Problemy z dodaniem komentarza? Wyślij mi go mailem - opublikuję. Adres znajdziesz w moim profilu!

Uwaga! Komentarze pojawiają się z opóźnieniem - po przejrzeniu dla odsiania spamu (i tylko jego!)


czwartek, 14 grudnia 2017

Zapaleńcy


Od kilku miesięcy obowiązuje w województwie śląskim tzw. uchwała antysmogowa stawiająca sobie za cel ograniczenie zanieczyszczenia powietrza poprzez zakaz ogrzewania naszych domów paliwami niskiej jakości, takimi jak np. muły, węgiel brunatny czy mokre drewno, stopniowe wycofywanie pieców nie spełniających określonych norm oraz skuteczniejsze wykrywanie i karanie osób spalających w kotłowniach śmiecie, stare meble itp. Jest to oczywiście tylko najbardziej powierzchowne określenie zamierzeń autorów tego aktu prawnego, bezdyskusyjnie słusznych i potrzebnych, ale jednak moim zdaniem niestety wprowadzanych w życie w sposób delikatnie mówiąc chaotyczny...

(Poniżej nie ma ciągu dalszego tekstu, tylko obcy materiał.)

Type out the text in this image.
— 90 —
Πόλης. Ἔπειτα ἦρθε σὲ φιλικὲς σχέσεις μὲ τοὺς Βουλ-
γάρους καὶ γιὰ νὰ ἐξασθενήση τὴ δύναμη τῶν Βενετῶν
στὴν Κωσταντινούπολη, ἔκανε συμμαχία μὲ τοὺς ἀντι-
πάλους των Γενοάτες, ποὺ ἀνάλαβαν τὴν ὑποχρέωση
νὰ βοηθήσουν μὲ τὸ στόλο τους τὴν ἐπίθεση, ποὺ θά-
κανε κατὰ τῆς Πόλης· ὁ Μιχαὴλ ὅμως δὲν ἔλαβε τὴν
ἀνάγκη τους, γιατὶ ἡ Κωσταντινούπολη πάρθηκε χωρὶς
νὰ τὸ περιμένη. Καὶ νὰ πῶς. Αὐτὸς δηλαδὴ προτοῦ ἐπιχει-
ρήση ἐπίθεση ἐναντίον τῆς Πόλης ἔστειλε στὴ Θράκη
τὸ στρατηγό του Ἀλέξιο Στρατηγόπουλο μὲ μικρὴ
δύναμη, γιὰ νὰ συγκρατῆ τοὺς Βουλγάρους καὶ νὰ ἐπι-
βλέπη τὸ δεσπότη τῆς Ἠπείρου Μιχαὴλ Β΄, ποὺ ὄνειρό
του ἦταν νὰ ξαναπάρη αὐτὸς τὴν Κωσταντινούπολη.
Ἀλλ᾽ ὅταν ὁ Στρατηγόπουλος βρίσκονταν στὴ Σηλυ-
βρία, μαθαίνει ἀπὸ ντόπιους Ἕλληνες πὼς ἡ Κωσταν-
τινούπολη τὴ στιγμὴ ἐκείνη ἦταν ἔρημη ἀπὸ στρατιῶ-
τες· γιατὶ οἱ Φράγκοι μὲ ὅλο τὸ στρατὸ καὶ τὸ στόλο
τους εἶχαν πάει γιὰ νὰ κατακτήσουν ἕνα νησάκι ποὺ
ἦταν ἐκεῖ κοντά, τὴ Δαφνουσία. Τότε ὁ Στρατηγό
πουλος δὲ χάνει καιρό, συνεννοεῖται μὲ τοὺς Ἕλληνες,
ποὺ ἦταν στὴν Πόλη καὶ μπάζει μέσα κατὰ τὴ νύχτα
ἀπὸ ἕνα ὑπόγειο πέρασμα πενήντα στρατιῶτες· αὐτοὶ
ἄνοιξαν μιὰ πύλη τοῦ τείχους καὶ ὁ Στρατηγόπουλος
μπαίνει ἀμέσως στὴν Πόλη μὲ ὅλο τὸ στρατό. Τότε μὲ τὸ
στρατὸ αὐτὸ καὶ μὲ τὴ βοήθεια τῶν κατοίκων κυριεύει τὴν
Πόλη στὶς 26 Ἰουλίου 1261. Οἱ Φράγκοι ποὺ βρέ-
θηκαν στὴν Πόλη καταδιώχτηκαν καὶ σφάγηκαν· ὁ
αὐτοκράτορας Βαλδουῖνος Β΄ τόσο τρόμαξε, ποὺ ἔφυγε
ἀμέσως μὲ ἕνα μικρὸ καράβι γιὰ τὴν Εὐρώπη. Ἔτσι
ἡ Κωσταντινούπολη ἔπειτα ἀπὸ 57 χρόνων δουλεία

Ktokolwiek wieczorami spaceruje w dzielnicach w których większość zabudowy to domki a nie bloki, ten wie, że od lat pali się w nich wszystkim. Od byle jakiego węgla poprzez pocięte gałęzie, stare meblościanki aż po papę, dyktę, gumę i plastiki. To po prostu widać i czuć, bywa, że nawet w środku czarnej, bezgwiezdnej nocy. Widywałem posesje na których połamane szafki czy tapczany cięto lub magazynowano jak każdy inny drewnopochodny opał i to latami. Czasem ze skąpstwa, czasem z przyzwyczajenia, czasem z okazji (łatwego dostępu do czegoś) a czasem wreszcie z nieświadomości lub biedy. Usprawiedliwiać oczywiście takich ludzi nie zamierzam, bo jednak o ile można nie wiedzieć jak na środowisko wpłynie porąbany i spalony w piecu regał, o tyle nie wiedzieć, że ów regał do palenia nie służy, raczej się nie da.

W czym więc problem?
W szczegółach.

Wprowadzono na Śląsku wymogi, które obligatoryjne dla reszty kraju będą za kilka lat, ale nie zadbano, by były one zrozumiałe DLA WSZYSTKICH i wdrażane, właśnie przez to, że wcześniej niż gdzie indziej, jednak łagodniej, stopniowo, bez kar, przede wszystkim zaś równolegle z codzienną pracą nad zwiększaniem świadomości ekologicznej mieszkańców. Zacznijmy bowiem chociażby od tej niewinnej z pozoru kwestii czasowej. Mogę legalnie nabyć dziś, także w obrębie naszego województwa, piec najniższej klasy, czyli popularnego kopciucha, ale nie mogę go używać! Absurd, prawda? Sprzedawca nie musi jeszcze przez kilka lat oznaczać pieca w sposób jasno określający jego (jakąkolwiek) klasę, ale ja za użytkowanie urządzenia innego niż "piątka" lub "eko" zapłacę karę! Podkreślmy bowiem, że terminy użytkowania liczone w latach dotyczą pieców działających przed pierwszym września 2017 roku, nie pieców danej klasy w ogóle. Czyż nie prostsze było nakazanie sprzedawcom znakowania klasowego każdego sprzedawanego urządzenia, a dopiero potem ewentualne kontrolowanie tego samego już w miejscu instalacji? Pytanie retoryczne.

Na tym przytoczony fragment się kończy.